SNSの時代には「非顕示的消費」がトレンドになる? 週刊プレイボーイ連載(616)  

わたしたちはなぜブランドものに夢中になるのか。その理由はいまから100年以上前に、アメリカの経済学者・社会学者のソースティン・ヴェブレンによって解き明かされました。

スコット・フィッツジェラルドの小説『グレート・ギャツビー』で描かれたように、当時の富裕層(有閑階級)は働くこともなく、ぜいたくな調度品をそろえたプール付きの豪邸で、派手なパーティに明け暮れていました。この“奇妙な”風習に興味をもったヴェブレンは、それがインディアン(アメリカ原住民)のポトラッチと同じで、盛大な宴会とおしみない贈与によって自らの地位と財力を「顕示」して(見せびらかして)、ステイタスを上げようとしているのだと考えました。

150人程度の小さな共同体で暮らしていた人類の祖先は、誰が信用できて、誰が信用できないかで頭を悩ます必要はありませんでした。すべてのひとが、相手やその家族の評判を知っていたからです。

しかし産業革命以降、都市化が進んで見知らぬ者同士が出会うようになると、人類が旧石器時代以降、ずっと行なってきた(おそらくは遺伝的に脳にプログラムされている)この方法が使えなくなってしまいます。だとしたらどのようにして、信用できるかどうかを見分ければいいのでしょうか。

あなたが本物の金持ちなら、「自分は金持ちだ」とウソをついているわけではないと証明するもっとも効果的な方法は、口先で相手を説得することではなく、高価なモノを見せびらかすことです。この「証拠」によって、相手はあなたのことを信用できる人間だと思ってくれます。

社会がよりゆたかで複雑になると、信用できるかどうかのシグナルはますます重要になってきました。クジャクの羽根と同じで、もっとも派手に散財した者がもっとも大きな信用を得て、高い社会的ステイタスを獲得できるのです。ブランドは、ひとびとが必死になって背伸びすることで巨大なビジネスに成長しました。

しかしこの顕示的消費も、やりすぎると成金趣味に思われて逆効果になってしまいます。最近の若者は、全身をブランドもので固めた若い女性を見ると、「水商売だから近づかないようにしよう」と思うそうです。

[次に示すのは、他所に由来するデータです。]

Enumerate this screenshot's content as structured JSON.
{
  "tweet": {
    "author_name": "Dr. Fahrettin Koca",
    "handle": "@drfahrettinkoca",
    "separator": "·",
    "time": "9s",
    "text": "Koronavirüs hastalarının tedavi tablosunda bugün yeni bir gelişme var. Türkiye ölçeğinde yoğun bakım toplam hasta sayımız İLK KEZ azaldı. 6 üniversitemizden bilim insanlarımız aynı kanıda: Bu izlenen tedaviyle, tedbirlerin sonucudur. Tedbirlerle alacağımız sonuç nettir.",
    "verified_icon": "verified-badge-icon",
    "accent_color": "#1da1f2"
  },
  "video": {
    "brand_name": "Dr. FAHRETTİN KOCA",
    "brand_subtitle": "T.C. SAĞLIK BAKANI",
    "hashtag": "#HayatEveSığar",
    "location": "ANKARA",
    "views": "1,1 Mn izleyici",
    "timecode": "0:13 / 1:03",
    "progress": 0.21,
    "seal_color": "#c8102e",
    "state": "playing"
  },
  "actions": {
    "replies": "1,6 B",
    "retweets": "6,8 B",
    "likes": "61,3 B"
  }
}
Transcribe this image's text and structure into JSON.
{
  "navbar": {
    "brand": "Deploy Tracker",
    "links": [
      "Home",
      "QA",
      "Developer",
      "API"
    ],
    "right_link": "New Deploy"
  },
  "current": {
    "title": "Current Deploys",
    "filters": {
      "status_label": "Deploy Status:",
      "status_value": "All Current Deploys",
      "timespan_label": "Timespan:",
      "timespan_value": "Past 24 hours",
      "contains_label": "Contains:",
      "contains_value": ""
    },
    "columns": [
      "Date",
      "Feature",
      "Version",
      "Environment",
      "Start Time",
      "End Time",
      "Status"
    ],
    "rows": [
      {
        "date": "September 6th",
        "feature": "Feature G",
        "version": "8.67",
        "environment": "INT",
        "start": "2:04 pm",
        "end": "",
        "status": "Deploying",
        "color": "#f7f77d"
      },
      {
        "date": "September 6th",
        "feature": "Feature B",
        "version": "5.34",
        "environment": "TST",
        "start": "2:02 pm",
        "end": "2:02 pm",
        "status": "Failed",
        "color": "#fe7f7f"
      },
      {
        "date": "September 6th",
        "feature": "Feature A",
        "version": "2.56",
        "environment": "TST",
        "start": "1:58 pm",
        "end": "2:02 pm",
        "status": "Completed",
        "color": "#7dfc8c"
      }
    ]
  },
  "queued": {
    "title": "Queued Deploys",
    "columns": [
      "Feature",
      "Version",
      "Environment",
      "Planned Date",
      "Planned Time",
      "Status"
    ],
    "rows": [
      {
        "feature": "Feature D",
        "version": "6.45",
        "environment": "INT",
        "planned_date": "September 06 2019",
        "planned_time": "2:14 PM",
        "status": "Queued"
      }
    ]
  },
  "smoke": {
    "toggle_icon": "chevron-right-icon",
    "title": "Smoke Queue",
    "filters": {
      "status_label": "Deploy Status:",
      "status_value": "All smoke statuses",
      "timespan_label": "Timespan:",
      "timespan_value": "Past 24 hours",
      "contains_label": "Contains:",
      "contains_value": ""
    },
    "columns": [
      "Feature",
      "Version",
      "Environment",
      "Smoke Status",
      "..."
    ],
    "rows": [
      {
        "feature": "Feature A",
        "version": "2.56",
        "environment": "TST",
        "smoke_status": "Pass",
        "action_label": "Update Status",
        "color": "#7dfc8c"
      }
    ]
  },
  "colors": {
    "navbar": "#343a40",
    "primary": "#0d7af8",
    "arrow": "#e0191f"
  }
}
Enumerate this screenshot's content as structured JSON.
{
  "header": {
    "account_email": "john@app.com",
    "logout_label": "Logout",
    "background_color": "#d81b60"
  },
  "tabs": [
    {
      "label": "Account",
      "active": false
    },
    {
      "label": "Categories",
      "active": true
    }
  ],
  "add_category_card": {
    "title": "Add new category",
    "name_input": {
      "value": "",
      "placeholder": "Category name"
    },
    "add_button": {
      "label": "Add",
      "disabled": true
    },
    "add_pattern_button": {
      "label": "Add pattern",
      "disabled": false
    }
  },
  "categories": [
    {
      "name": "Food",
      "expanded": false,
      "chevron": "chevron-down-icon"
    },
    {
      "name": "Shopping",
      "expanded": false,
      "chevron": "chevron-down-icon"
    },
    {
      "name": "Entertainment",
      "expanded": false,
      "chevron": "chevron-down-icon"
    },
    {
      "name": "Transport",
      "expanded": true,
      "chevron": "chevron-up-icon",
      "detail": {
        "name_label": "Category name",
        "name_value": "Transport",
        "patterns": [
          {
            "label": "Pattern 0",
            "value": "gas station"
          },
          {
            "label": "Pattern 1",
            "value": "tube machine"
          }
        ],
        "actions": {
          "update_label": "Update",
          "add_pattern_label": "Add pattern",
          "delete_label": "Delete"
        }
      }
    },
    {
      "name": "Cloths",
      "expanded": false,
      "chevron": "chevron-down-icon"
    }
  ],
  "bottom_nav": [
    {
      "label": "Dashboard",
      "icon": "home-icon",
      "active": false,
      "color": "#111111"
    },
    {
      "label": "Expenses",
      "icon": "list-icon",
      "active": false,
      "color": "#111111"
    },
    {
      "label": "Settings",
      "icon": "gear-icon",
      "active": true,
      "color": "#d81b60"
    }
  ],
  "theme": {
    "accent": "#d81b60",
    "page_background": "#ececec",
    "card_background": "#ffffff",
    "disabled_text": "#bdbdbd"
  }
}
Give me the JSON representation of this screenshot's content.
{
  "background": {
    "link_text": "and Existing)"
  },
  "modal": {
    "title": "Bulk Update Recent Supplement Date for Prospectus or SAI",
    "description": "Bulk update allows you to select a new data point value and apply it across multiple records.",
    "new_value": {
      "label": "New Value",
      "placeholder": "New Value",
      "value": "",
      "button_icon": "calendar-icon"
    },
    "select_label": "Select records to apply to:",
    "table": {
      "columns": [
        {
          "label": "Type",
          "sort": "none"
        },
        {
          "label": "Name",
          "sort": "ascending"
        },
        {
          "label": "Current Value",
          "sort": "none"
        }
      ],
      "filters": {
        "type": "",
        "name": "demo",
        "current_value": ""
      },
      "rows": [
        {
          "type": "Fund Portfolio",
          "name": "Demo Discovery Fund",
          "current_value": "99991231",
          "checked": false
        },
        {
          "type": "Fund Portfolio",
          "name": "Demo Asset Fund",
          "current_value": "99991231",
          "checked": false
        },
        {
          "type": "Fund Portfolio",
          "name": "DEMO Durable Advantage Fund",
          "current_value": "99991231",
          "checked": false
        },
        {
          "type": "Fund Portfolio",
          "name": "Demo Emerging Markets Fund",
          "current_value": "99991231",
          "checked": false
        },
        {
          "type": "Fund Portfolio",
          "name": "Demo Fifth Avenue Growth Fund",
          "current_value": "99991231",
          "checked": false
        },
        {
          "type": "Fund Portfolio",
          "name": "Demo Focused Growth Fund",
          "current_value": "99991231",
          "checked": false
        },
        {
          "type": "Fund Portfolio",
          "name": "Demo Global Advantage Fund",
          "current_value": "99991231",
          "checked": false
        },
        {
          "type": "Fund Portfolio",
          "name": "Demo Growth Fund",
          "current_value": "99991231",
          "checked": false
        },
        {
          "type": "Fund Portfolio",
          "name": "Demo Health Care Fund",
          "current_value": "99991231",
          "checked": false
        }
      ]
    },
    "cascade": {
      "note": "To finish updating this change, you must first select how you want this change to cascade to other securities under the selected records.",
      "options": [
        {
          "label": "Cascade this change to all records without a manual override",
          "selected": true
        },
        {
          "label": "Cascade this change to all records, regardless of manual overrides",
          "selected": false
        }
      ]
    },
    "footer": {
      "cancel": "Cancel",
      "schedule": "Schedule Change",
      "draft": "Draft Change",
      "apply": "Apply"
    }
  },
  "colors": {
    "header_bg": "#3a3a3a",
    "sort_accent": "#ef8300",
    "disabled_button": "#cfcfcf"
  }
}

こうして、「非顕示的消費」という新しい現象が起きました。ユニクロの2990円のジーンズと一見、区別がつかないものの、限られたひとにはそれが5万円以上する高級なデニムだとわかるような消費の仕方をいうそうです。

顕示的消費では、自分がお金持ちであることを見せびらかして、貧乏人を排除しようとします。しかしSNSの時代にこれをあからさまにやると「ポリコレ」的に反発され、炎上するリスクがあります。そこで、自分が文化的によいセンスをもっていることを微妙なシグナルで伝え、「文化的に貧困な者」を排除するようになったと考えれば、非顕示的消費を説明できるでしょう。

どちらにも共通するのは、社会を「俺たち(お金持ち、あるいはセンスのいい者)」と「奴ら(貧乏人、あるいはダサい者)」に分割し、“劣った”者を差別することです。残念ながら、流行はどれほど変わっても、旧石器時代から続くヒトの脳のプログラムはずっと同じなままのようです。